Of course the term “media” spans almost countless connotations of the concept of mass communication, be it news, entertainment, factual or fictional content. The problem is that governments, business leaders, dictators and influencers have a growing tendency to fail to see the difference between fact and fiction, often combining them to their own benefit or end. In my sphere of journalism and broadcast news, I remain determined to expose the interesting, the evil, the bad and the good in a way that is interesting and accurate.
What is your vision of media 10 years from now?
I hope that celebrity influencers, dishonest social networks and the unbridled reach of mega media companies and their harvesting of our data are been culled. although I don’t expect they will be.
However, I do think that people will start returning to media outlets that demonstrably show that they are doing their very best to report in an honest and unbiased way. Especially those that are attempting to expose the lies and falsehoods that are now considered normal fare for governments and leaders around the globe.
In practical terms, every news outlet will be (as it is already), a complete mesh of words, pictures, video, and audio, on a multitude of devices. The days of TV news as a single outlet on the box is dead already, to be honest.
Could you share an interesting work-related anecdote?
In the days leading up to gaining access to Bergamo Hospital and the Covid-19 story I mentioned before, we had moved to Milan and were inside the nominal exclusion zone that had been put in place by the Italian authorities.
The city was completely locked down and coming from the UK, we had never seen anything like it.

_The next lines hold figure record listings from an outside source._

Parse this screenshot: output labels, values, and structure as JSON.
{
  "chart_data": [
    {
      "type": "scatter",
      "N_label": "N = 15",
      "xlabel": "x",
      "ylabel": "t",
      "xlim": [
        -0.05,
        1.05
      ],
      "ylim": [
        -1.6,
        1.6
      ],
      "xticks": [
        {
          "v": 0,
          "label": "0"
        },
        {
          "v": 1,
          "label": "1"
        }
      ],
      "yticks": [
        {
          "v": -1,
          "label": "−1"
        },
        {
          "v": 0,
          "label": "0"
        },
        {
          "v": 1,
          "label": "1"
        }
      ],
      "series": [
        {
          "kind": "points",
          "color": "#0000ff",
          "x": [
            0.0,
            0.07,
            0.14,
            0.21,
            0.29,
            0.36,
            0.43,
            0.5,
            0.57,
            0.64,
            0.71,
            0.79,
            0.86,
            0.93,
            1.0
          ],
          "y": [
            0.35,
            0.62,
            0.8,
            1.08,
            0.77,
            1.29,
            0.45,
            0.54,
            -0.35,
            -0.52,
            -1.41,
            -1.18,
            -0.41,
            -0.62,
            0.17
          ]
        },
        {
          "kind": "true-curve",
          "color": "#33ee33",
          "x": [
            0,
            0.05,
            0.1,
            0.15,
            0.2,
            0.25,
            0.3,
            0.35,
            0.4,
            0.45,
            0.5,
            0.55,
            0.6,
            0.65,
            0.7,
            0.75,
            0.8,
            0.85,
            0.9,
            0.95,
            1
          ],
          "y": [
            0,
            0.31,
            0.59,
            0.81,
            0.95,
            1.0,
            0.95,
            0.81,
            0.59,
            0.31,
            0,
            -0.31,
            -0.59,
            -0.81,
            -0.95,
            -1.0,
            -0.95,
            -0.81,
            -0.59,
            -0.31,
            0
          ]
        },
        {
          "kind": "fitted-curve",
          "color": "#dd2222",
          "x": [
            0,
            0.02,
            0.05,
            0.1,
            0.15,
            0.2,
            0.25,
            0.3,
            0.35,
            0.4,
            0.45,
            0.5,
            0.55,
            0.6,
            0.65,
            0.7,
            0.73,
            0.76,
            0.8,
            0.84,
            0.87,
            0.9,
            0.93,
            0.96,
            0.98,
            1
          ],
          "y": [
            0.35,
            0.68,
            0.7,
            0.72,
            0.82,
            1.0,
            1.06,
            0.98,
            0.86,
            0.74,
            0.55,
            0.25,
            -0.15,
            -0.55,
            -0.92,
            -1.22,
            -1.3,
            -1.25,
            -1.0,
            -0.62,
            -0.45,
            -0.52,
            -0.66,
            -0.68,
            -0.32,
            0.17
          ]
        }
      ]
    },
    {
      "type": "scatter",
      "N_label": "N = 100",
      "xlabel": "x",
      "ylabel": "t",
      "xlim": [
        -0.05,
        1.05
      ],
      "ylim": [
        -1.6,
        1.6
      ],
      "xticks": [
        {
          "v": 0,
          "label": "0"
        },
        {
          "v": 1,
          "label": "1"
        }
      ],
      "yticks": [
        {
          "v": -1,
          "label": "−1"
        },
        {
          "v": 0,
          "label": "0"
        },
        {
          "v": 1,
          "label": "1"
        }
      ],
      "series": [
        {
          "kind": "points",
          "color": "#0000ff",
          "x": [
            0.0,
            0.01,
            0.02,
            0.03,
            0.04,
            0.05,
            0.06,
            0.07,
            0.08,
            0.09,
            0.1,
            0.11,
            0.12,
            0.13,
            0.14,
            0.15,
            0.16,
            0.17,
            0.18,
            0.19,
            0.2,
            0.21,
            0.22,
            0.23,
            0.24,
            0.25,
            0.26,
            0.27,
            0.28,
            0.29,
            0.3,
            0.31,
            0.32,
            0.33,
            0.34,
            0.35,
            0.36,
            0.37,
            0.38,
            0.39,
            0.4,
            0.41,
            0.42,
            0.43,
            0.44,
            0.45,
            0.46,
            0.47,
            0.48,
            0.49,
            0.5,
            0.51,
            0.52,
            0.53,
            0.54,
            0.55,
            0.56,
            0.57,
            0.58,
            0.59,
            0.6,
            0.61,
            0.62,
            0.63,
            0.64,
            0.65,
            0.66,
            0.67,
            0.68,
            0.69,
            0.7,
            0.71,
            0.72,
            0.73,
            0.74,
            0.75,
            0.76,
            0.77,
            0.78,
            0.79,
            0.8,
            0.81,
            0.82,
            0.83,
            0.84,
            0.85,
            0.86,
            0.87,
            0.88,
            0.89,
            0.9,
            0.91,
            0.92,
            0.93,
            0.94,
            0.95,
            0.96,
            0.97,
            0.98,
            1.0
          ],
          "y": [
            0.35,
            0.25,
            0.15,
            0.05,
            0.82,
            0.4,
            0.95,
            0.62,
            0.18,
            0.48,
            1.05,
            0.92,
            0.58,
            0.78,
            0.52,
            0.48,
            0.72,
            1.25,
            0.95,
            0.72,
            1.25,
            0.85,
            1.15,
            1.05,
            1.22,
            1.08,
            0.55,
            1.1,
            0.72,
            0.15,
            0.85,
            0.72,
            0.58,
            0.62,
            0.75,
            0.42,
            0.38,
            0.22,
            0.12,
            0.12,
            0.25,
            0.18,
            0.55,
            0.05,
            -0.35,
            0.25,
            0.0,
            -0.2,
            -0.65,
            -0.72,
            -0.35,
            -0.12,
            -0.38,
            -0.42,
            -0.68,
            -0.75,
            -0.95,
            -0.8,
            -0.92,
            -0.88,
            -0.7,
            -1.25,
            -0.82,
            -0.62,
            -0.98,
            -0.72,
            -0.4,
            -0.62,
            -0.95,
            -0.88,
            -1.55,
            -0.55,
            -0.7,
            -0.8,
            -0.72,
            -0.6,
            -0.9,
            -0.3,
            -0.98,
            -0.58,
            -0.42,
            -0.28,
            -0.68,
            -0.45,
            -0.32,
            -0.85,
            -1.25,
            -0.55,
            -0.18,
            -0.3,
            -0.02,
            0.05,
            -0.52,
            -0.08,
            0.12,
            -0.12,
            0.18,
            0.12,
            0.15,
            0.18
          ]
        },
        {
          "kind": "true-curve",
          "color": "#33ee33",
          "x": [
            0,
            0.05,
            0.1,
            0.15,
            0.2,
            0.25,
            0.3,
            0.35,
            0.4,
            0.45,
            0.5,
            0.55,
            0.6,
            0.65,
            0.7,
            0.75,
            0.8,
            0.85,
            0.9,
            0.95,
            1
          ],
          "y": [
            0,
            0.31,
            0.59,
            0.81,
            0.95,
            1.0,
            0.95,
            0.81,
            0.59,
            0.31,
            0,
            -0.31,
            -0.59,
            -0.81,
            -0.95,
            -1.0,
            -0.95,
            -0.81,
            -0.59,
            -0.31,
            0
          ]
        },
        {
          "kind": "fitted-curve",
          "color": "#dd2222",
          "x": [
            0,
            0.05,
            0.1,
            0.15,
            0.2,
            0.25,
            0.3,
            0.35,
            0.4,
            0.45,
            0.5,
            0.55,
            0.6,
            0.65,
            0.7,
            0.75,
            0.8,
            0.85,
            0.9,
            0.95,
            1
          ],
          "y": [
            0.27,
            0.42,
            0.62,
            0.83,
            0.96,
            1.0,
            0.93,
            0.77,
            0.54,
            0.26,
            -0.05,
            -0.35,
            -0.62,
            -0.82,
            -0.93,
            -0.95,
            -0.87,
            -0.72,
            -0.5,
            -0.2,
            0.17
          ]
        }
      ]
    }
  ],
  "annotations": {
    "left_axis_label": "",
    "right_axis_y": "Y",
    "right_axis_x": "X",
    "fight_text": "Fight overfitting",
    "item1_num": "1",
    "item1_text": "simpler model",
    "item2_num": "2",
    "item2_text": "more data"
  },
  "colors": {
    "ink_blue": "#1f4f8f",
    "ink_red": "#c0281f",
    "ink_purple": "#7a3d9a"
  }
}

We had secured access to another hospital in the city of Cremona but had a couple of days before our appointment with them. We knew that the city of Bergamo was the centre of the Covid outbreak and was recording huge numbers of deaths, but nobody had been able to see what that looked like.
Dominique Van Heerden, Sky’s Senior Foreign Producer, who works with me, said we should take a drive and see what was going on. I wasn’t overly keen, but couldn’t think of any reasonable reason why to say no, so we drove there in the morning.
It was deserted apart from a few people outside the town hall. We approached them and they said they were all registering the deaths of their family. It was spooky – like something from a disaster movie.
We wanted to speak to someone of authority and a man said we should ask the mayor, Giorgio Gori. We asked where he was, and he pointed across the square to a beautiful ornate building, saying it was the mayor’s office.
We walked over and bumped into a young man who asked who we were. We told him we wanted to speak to the mayor. “Okay he is upstairs, I will get him, cool,” he said. It turns out he was the mayor’s PR guy.
Giorgio came down from his office and was surprised to see us but agreed to an interview. It was astonishing – he had brought his two student daughters back from Britain to Bergamo, the centre of the Covid outbreak at the time, because he could see the disaster that was about to happen in the UK; because of the government’s refusal to lock down.
I knew we had a story, but while we chatted, Dominique nudged me to ask if we could get into the hospital to see what it was like. He said nobody could go in. “It is hell,” is how he put it. “But we have to show the world,” we said. He asked for a minute. We knew he agreed with us, but he had to make calls.
After some 30 minutes of pacing, he came back and said the hospital had reluctantly agreed. That was the start of the biggest story of my life. Old school knock-on-door journalism – The Glamorgan Gazette would be proud.